Alla luce del rifiuto del governo di assumersi le proprie responsabilità nei confronti dei lavoratori presenti sul suo territorio, Sharan Burrow, Segretario Generale della CSI/ITUC, ha dichiarato che il Qatar è uno Stato gestito come una grande azienda.

Una valanga di ‘carte dei lavoratori’ è stata annunciata dalla Fondazione Qatar e dal Comitato Supremo per Qatar 2022, ma nessuna di esse è stata divulgata o discussa con i sindacati. E i lavoratori rimangono all’oscuro dei loro diritti.

“Il Qatar, il paese con la maggiore ricchezza pro capite al mondo, usa il modello di RSI adottato dalle multinazionali nei paesi in via di sviluppo, che è costato centinaia di vite – com’è accaduto recentemente negli incendi delle fabbriche, in Bangladesh.”
“Orientarsi verso la RSI senza colmare le lacune del diritto del lavoro è controproducente per i lavoratori, per le aziende e per il paese” ha dichiarato Sharan Burrow.

Le carte sono soggette alla legislazione nazionale qatariana – che non rispetta gli standard internazionali ONU. La CSI/ITUC ha scritto al Comitato Supremo per Qatar 22 per esprimere il proprio disappunto in merito alla stesura e al contenuto della Carta dei Lavoratori da esso redatta.

“I lavoratori immigrati in Qatar non sono più protetti da questa carta di quanto non lo siano dalla legislazione qatariana.”

“I sindacati internazionali porteranno avanti la loro campagna a favore di tutti i lavoratori del Qatar, perché abbiano il diritto di creare e aderire ai sindacati e di negoziare collettivamente – diritti, questi, sanciti dagli standard internazionali,” ha affermato Sharan Burrow.

Negli ultimi mesi, è aumentata la pressione sul Qatar e sui Paesi del Golfo perché affrontino gli abusi sui lavoratori.

Un nuovo studio sulla tratta di esseri umani condotto dall’Organizzazione Internazionale del Lavoro (OIL) mostra come i lavoratori espatriati nel Medio Oriente costituiscano uno dei gruppi più esposti al rischio di lavori forzati.

Il rapporto sottolinea come il sistema della Kafala (la concessione del visto o sponsorship) sia “intrinsecamente problematico”, poiché crea una dinamica di potere ineguale tra il datore di lavoro e il dipendente.

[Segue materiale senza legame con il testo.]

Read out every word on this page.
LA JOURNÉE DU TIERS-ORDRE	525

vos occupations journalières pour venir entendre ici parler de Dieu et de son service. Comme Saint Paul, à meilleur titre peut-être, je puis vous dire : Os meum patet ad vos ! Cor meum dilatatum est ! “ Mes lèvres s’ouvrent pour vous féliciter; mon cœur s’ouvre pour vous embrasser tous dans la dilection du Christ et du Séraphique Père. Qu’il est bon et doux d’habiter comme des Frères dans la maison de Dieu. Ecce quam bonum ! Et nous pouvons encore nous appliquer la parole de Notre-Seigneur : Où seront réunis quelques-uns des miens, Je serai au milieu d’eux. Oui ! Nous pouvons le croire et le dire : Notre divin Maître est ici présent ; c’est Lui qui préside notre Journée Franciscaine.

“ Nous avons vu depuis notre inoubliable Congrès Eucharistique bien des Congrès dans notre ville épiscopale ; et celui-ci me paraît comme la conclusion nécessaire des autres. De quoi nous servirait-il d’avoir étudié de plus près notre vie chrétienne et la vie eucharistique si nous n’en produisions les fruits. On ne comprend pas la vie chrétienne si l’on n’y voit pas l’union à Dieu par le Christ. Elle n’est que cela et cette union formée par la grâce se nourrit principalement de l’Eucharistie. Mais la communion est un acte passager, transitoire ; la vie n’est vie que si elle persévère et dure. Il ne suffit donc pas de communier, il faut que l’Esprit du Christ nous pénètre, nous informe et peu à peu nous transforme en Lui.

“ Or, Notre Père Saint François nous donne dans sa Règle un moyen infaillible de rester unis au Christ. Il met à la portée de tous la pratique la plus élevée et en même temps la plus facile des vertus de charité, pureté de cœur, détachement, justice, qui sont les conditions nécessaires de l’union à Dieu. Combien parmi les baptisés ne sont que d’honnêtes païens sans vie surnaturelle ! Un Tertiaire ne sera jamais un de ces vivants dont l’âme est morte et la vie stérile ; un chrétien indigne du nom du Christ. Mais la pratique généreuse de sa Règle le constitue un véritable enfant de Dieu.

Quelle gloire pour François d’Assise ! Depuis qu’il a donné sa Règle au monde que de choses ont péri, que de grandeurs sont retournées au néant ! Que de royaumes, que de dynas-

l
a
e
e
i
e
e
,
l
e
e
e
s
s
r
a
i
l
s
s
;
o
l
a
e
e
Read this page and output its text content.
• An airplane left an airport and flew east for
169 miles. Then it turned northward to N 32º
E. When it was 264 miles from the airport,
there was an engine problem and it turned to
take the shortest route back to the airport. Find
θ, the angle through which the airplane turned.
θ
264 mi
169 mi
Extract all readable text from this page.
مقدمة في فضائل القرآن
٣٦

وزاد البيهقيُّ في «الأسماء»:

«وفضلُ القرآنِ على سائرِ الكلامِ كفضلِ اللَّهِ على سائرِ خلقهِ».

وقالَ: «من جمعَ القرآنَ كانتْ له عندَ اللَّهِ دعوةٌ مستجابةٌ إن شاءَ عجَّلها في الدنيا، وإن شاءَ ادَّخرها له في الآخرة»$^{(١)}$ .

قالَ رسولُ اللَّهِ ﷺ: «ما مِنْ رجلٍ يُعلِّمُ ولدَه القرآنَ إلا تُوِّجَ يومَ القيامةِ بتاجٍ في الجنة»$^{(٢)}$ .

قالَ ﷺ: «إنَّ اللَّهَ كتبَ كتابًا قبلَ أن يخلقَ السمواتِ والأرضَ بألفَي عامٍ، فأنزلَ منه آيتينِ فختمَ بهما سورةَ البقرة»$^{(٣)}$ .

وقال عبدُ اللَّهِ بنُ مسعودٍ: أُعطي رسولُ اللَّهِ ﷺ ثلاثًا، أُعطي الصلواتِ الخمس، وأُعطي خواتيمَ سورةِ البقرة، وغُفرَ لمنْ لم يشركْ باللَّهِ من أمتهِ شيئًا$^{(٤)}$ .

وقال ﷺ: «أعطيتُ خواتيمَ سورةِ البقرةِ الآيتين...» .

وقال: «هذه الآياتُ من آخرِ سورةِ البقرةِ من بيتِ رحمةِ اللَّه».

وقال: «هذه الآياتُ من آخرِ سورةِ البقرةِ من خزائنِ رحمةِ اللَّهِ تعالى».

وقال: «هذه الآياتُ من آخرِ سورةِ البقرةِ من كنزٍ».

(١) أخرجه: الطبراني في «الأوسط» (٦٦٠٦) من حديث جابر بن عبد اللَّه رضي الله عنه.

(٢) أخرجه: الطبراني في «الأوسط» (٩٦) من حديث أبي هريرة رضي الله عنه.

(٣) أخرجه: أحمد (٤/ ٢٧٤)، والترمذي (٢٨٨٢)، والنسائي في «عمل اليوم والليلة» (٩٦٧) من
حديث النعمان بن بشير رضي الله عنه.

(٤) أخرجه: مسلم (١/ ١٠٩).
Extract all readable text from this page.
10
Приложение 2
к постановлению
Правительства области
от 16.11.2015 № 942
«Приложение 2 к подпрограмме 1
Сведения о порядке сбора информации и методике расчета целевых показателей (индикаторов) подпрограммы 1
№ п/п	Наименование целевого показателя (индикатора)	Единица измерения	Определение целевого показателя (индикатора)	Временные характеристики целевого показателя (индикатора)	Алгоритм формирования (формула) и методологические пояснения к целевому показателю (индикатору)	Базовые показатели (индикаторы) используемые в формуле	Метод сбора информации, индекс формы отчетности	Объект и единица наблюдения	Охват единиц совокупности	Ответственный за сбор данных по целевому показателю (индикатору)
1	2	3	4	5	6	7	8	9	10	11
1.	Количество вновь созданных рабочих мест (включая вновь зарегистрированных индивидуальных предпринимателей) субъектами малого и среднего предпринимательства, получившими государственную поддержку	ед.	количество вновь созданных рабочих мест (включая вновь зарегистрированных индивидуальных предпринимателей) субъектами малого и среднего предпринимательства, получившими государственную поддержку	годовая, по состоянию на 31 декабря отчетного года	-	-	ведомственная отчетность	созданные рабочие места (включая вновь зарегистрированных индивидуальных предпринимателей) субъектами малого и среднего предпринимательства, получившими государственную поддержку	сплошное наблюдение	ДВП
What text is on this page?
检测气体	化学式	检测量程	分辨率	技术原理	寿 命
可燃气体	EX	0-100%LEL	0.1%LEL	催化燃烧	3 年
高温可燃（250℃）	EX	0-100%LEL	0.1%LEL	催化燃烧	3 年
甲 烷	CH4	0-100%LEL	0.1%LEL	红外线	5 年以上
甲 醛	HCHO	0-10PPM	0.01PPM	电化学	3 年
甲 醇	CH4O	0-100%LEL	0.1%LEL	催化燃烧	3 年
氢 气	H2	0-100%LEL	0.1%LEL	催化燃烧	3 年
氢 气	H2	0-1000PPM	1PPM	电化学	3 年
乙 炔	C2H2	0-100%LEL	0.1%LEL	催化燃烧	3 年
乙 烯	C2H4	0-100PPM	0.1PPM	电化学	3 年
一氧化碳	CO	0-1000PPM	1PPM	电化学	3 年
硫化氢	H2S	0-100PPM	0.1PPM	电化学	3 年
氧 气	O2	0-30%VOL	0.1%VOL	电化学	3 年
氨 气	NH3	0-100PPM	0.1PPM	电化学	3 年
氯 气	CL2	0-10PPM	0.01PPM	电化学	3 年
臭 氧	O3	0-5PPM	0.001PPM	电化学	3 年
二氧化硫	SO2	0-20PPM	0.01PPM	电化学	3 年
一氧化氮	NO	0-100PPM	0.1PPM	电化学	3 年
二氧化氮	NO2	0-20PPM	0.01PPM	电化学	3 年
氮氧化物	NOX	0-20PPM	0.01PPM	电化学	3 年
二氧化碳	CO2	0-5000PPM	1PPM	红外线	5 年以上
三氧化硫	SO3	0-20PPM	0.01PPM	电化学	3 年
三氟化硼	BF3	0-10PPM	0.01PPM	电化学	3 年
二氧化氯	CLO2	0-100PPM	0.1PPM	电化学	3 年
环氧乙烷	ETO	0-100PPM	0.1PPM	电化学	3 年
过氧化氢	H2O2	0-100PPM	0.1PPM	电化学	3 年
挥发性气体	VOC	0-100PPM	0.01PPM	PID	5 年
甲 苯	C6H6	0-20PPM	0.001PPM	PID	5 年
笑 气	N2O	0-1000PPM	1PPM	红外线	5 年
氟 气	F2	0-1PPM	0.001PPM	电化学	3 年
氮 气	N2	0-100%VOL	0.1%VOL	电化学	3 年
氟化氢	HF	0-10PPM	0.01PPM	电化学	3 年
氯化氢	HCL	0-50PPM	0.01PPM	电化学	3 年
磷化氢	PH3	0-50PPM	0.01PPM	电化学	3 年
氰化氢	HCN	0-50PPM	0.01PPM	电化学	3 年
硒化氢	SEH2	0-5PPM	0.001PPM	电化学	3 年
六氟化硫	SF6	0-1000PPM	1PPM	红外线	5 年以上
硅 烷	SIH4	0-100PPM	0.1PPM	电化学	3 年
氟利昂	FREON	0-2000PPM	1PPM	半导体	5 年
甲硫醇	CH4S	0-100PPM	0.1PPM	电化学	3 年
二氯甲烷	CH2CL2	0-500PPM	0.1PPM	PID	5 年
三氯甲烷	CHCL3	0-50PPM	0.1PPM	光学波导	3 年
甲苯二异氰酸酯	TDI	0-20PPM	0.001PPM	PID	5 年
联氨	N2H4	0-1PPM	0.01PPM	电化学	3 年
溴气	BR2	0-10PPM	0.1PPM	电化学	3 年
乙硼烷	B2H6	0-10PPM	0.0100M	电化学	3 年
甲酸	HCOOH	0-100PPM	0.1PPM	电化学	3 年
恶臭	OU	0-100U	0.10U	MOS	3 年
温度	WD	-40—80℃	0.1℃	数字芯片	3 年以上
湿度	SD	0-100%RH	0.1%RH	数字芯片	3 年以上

Le scappatoie del diritto del lavoro vigente in Qatar fanno sì che i lavoratori immigrati non abbiano il diritto di porre fine al proprio contratto quando questo contiene condizioni ingiuste, né di cambiare datore di lavoro. Si creano così le condizioni per lo schiavismo del XXI° secolo.

“Riformare il diritto del lavoro qatariano affinché ottemperi agli standard internazionali è il solo modo per garantire ai lavoratori presenti in Qatar i loro diritti” ha dichiarato Sharan Burrow.